Prime Minister Hun Sen has said that the EU’s partial withdrawal of its “Everything But Arms” (EBA) scheme will not affect Cambodia's exports to the bloc, which have continued to grow steadily in spite of multiple crises, including Covid-19.
His comments come in response to the European Commission (EC) having issued a resolution in February 2020 partially withdrawing Cambodia's preferential access to the EU market – affecting roughly 20 per cent of exports – on the grounds that the Kingdom had committed “serious” human rights abuses.
But it noted that the door to negotiations was “still open” for Cambodia to move forward with reforms on human rights abuses in order to get full EBA status back.
During a meeting with about 2,100 members of the Cambodian diaspora in Zurich, Switzerland on May 21, Hun Sen rejected the EC’s olive branch, saying that the withdrawal of the EU’s EBA scheme did not affect Cambodia's exports to the European market as they remained high, at over $4 billion in 2021 alone.
“The EBA is not a problem, it’s Covid-19 that is a problem.
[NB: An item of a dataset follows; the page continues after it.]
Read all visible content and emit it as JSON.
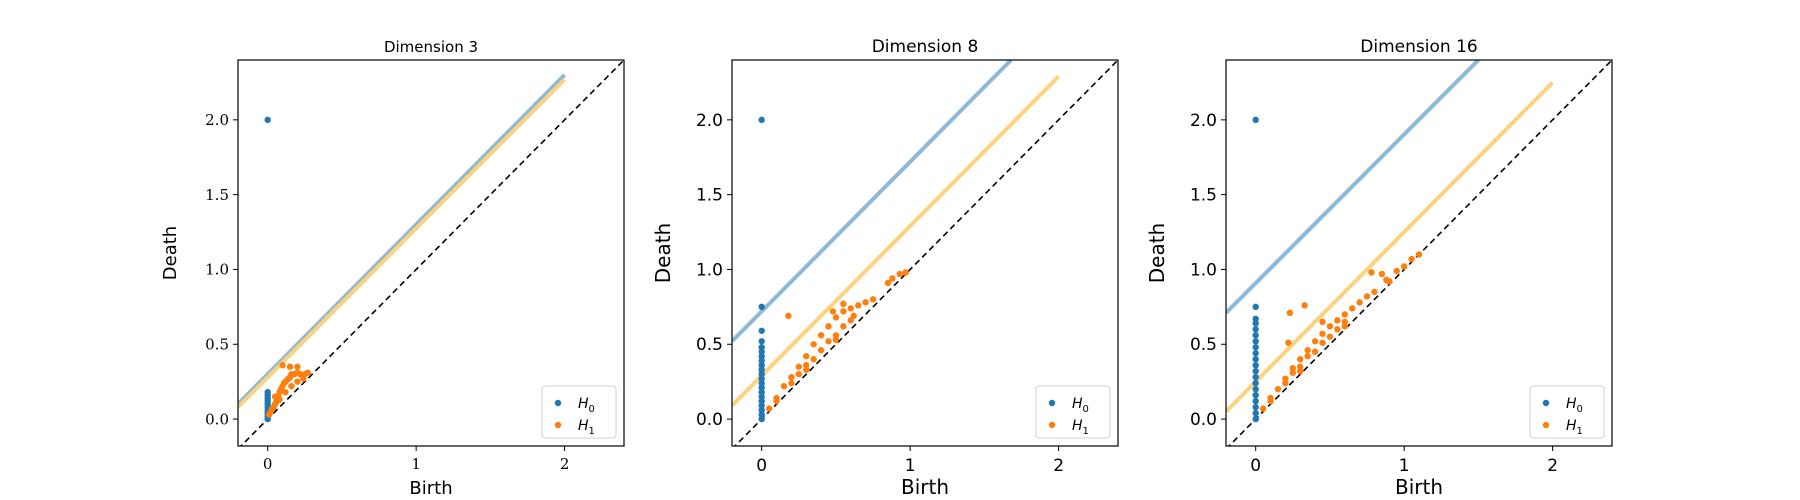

Exports have been growing steadily,” he said, adding that the EBA would be “invalid sooner or later, as soon as our economy reaches a certain level”.
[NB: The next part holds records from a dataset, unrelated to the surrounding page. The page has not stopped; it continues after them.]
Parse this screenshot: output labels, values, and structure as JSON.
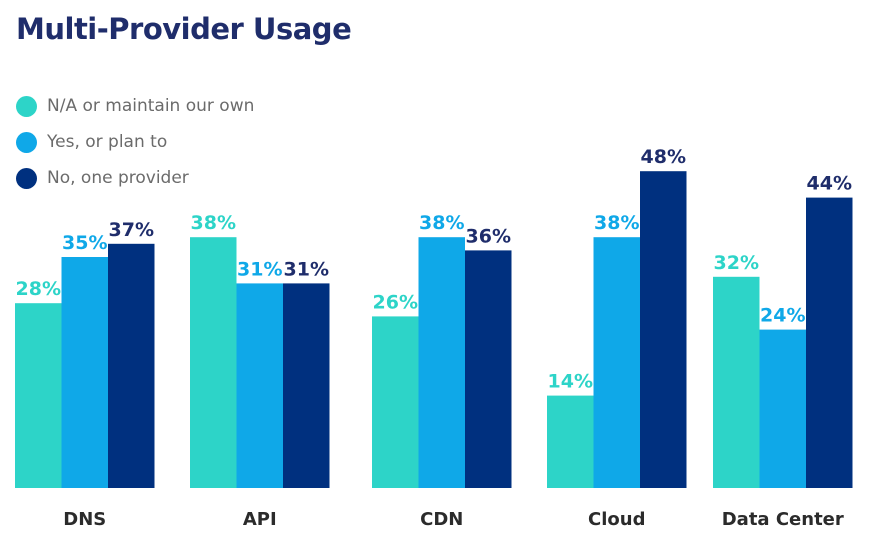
{
  "chart_data": {
    "type": "bar",
    "title": "Multi-Provider Usage",
    "categories": [
      "DNS",
      "API",
      "CDN",
      "Cloud",
      "Data Center"
    ],
    "series": [
      {
        "name": "N/A or maintain our own",
        "color": "#2dd4c8",
        "label_color": "#2dd4c8",
        "values": [
          28,
          38,
          26,
          14,
          32
        ]
      },
      {
        "name": "Yes, or plan to",
        "color": "#0fa8e8",
        "label_color": "#0fa8e8",
        "values": [
          35,
          31,
          38,
          38,
          24
        ]
      },
      {
        "name": "No, one provider",
        "color": "#00307f",
        "label_color": "#1f2d6b",
        "values": [
          37,
          31,
          36,
          48,
          44
        ]
      }
    ],
    "value_suffix": "%",
    "ylim": [
      0,
      50
    ],
    "grid": false,
    "legend_position": "top-left"
  }
}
The prime minister cited strong growth in the Cambodian garment and textile industry, with a significant number of new factories opening in response to increasing orders from the US and Europe. He noted that nearly 500 factories have extended their working hours in response to increased demand.
In 2021, trade volume between Cambodia and the EU reached more than $4.190 billion, up by over eight per cent compared to $3.863 billion in 2020.
Among the products Cambodia exports to EU countries are electrical equipment, construction materials, “vehicles”, pharmaceuticals, agricultural products and pesticides, according to Hun Sen.
Royal Academy of Cambodia economics researcher Ky Sereyvath told The Post that the withdrawal of the EBA would not have a significant impact on Cambodia’s exports, which continue to be robust all across the EU.
He said that the Covid-19 crisis has been an opportunity for Cambodia to seize the international export and manufacturing markets owing to its strong vaccination strategy, which has enabled the country to continue garment manufacturing even during the crisis.
The Kingdom has developed a reputation for reliability as a result, leading to the opening of 663 new factories, which included 20 companies moving operations to Cambodia from more Covid-19 risk-prone countries, he noted.
Their arrival marks “an opportunity and potential” for Cambodia to become a big exporter in the global market, Sereyvath said.